(CBS) Massachusetts Governor Deval Patrick said that he believed if Barack Obama goes into the Denver convention leading in the count of popular vote and pledged delegates, that he will have earned the support of superdelegates - and the nomination.
“I think the superdelegates in the end will ratify the will of the people and the pledged delegates," Patrick, a Democrat, said.
“He will have earned [the nomination], he will have earned it against a very entrenched and strong contender.”
Appearing on Face The Nation, Patrick told host Bob Schieffer that he hoped the Democratic Party would not become divided over the choice of a nominee.
Schieffer asked, if Obama were denied the nomination by the superdelegates despite his current lead in pledged delegates, "do you think black voters will stay home?"
"I hope not," Patrick said. "Because I think that it's the future of all of us, of our United States that's at stake, and ought to be at stake in this election, and always is at stake in a presidential election. And we all have a share in that future."
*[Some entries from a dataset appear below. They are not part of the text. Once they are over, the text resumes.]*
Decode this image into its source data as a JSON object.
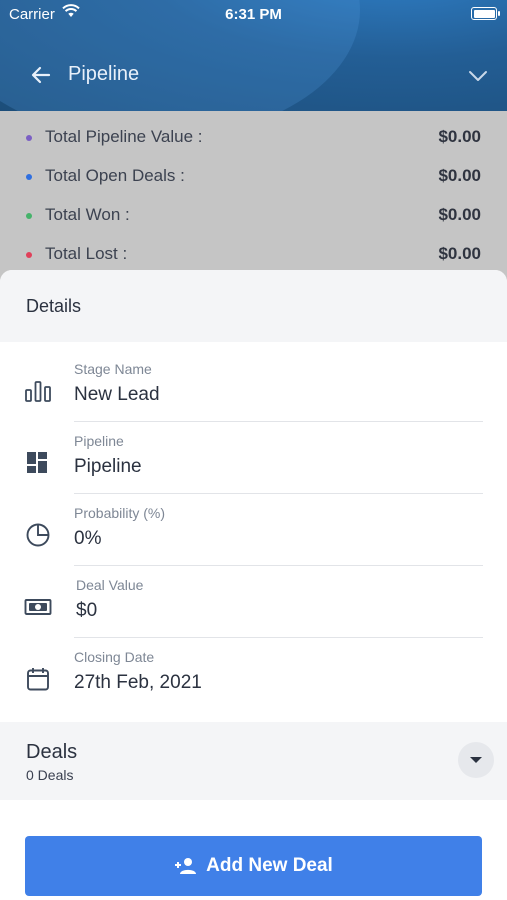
{
  "status_bar": {
    "carrier": "Carrier",
    "time": "6:31 PM"
  },
  "header": {
    "title": "Pipeline"
  },
  "summary": [
    {
      "label": "Total Pipeline Value :",
      "value": "$0.00",
      "color": "#7b5fc4"
    },
    {
      "label": "Total Open Deals :",
      "value": "$0.00",
      "color": "#2f6fe0"
    },
    {
      "label": "Total Won :",
      "value": "$0.00",
      "color": "#45b36a"
    },
    {
      "label": "Total Lost :",
      "value": "$0.00",
      "color": "#e0405a"
    }
  ],
  "details": {
    "title": "Details",
    "fields": [
      {
        "label": "Stage Name",
        "value": "New Lead",
        "icon": "bar-chart-icon"
      },
      {
        "label": "Pipeline",
        "value": "Pipeline",
        "icon": "dashboard-icon"
      },
      {
        "label": "Probability (%)",
        "value": "0%",
        "icon": "pie-chart-icon"
      },
      {
        "label": "Deal Value",
        "value": "$0",
        "icon": "money-icon"
      },
      {
        "label": "Closing Date",
        "value": "27th Feb, 2021",
        "icon": "calendar-icon"
      }
    ]
  },
  "deals": {
    "title": "Deals",
    "count": "0 Deals"
  },
  "add_button": {
    "label": "Add New Deal"
  },
  "colors": {
    "accent": "#4080e8",
    "header": "#235e95"
  }
}
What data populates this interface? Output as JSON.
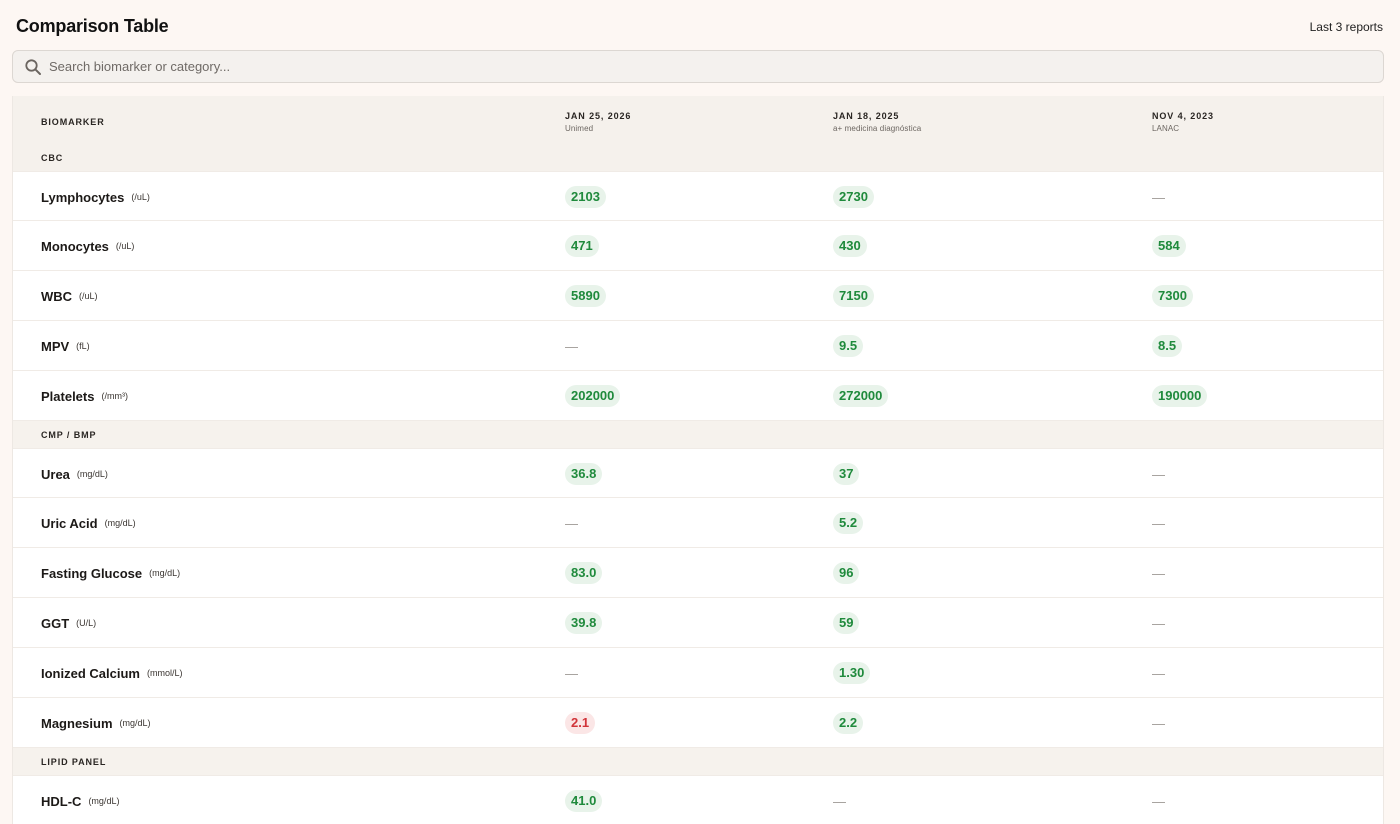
{
  "header": {
    "title": "Comparison Table",
    "reports_count": "Last 3 reports"
  },
  "search": {
    "placeholder": "Search biomarker or category...",
    "icon": "search-icon"
  },
  "table": {
    "biomarker_header": "BIOMARKER",
    "columns": [
      {
        "date": "JAN 25, 2026",
        "lab": "Unimed"
      },
      {
        "date": "JAN 18, 2025",
        "lab": "a+ medicina diagnóstica"
      },
      {
        "date": "NOV 4, 2023",
        "lab": "LANAC"
      }
    ],
    "sections": [
      {
        "name": "CBC",
        "rows": [
          {
            "name": "Lymphocytes",
            "unit": "(/uL)",
            "values": [
              {
                "v": "2103",
                "s": "ok"
              },
              {
                "v": "2730",
                "s": "ok"
              },
              {
                "v": "—",
                "s": "none"
              }
            ]
          },
          {
            "name": "Monocytes",
            "unit": "(/uL)",
            "values": [
              {
                "v": "471",
                "s": "ok"
              },
              {
                "v": "430",
                "s": "ok"
              },
              {
                "v": "584",
                "s": "ok"
              }
            ]
          },
          {
            "name": "WBC",
            "unit": "(/uL)",
            "values": [
              {
                "v": "5890",
                "s": "ok"
              },
              {
                "v": "7150",
                "s": "ok"
              },
              {
                "v": "7300",
                "s": "ok"
              }
            ]
          },
          {
            "name": "MPV",
            "unit": "(fL)",
            "values": [
              {
                "v": "—",
                "s": "none"
              },
              {
                "v": "9.5",
                "s": "ok"
              },
              {
                "v": "8.5",
                "s": "ok"
              }
            ]
          },
          {
            "name": "Platelets",
            "unit": "(/mm³)",
            "values": [
              {
                "v": "202000",
                "s": "ok"
              },
              {
                "v": "272000",
                "s": "ok"
              },
              {
                "v": "190000",
                "s": "ok"
              }
            ]
          }
        ]
      },
      {
        "name": "CMP / BMP",
        "rows": [
          {
            "name": "Urea",
            "unit": "(mg/dL)",
            "values": [
              {
                "v": "36.8",
                "s": "ok"
              },
              {
                "v": "37",
                "s": "ok"
              },
              {
                "v": "—",
                "s": "none"
              }
            ]
          },
          {
            "name": "Uric Acid",
            "unit": "(mg/dL)",
            "values": [
              {
                "v": "—",
                "s": "none"
              },
              {
                "v": "5.2",
                "s": "ok"
              },
              {
                "v": "—",
                "s": "none"
              }
            ]
          },
          {
            "name": "Fasting Glucose",
            "unit": "(mg/dL)",
            "values": [
              {
                "v": "83.0",
                "s": "ok"
              },
              {
                "v": "96",
                "s": "ok"
              },
              {
                "v": "—",
                "s": "none"
              }
            ]
          },
          {
            "name": "GGT",
            "unit": "(U/L)",
            "values": [
              {
                "v": "39.8",
                "s": "ok"
              },
              {
                "v": "59",
                "s": "ok"
              },
              {
                "v": "—",
                "s": "none"
              }
            ]
          },
          {
            "name": "Ionized Calcium",
            "unit": "(mmol/L)",
            "values": [
              {
                "v": "—",
                "s": "none"
              },
              {
                "v": "1.30",
                "s": "ok"
              },
              {
                "v": "—",
                "s": "none"
              }
            ]
          },
          {
            "name": "Magnesium",
            "unit": "(mg/dL)",
            "values": [
              {
                "v": "2.1",
                "s": "bad"
              },
              {
                "v": "2.2",
                "s": "ok"
              },
              {
                "v": "—",
                "s": "none"
              }
            ]
          }
        ]
      },
      {
        "name": "LIPID PANEL",
        "rows": [
          {
            "name": "HDL-C",
            "unit": "(mg/dL)",
            "values": [
              {
                "v": "41.0",
                "s": "ok"
              },
              {
                "v": "—",
                "s": "none"
              },
              {
                "v": "—",
                "s": "none"
              }
            ]
          }
        ]
      }
    ]
  },
  "colors": {
    "in_range_text": "#1f8a3c",
    "in_range_bg": "#e8f3ea",
    "out_of_range_text": "#d1343a",
    "out_of_range_bg": "#fbe6e6"
  }
}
Former White House Chief of Staff Leon Panetta, however, emphasized that the superdelegates are designated to exercise independent judgment when voting for the party's nominee. "The superdelegates were created as an independent body," he told Schieffer. "Otherwise, they wouldn't exist. And they have to exercise independent judgment.”
Panetta believed that the current division might only be healed by merging both candidates into one ticket. "Clearly, if this is a divided convention, and if it's one in which you've got constituencies in the Democratic Party going in different directions, it may be that some kind of combined ticket of these two candidates may be necessary in order to bring the party together and in order to win in November.
“If different segments and constituencies go off, if this party breaks apart, then clearly we'll probably pull defeat from the jaws of victory. But if the nomination is one in which all of the party comes together and decides this is the strongest nominee, this is the strongest ticket, then I think the Democrats have to unify behind that ticket and put a good race on for November.”
Also appearing: The New York Times' David Brooks said the Democratic campaign is entering "trench warfare," while the Chicago Tribune's Clarence Page warned that the Democrats need to present a united front or else.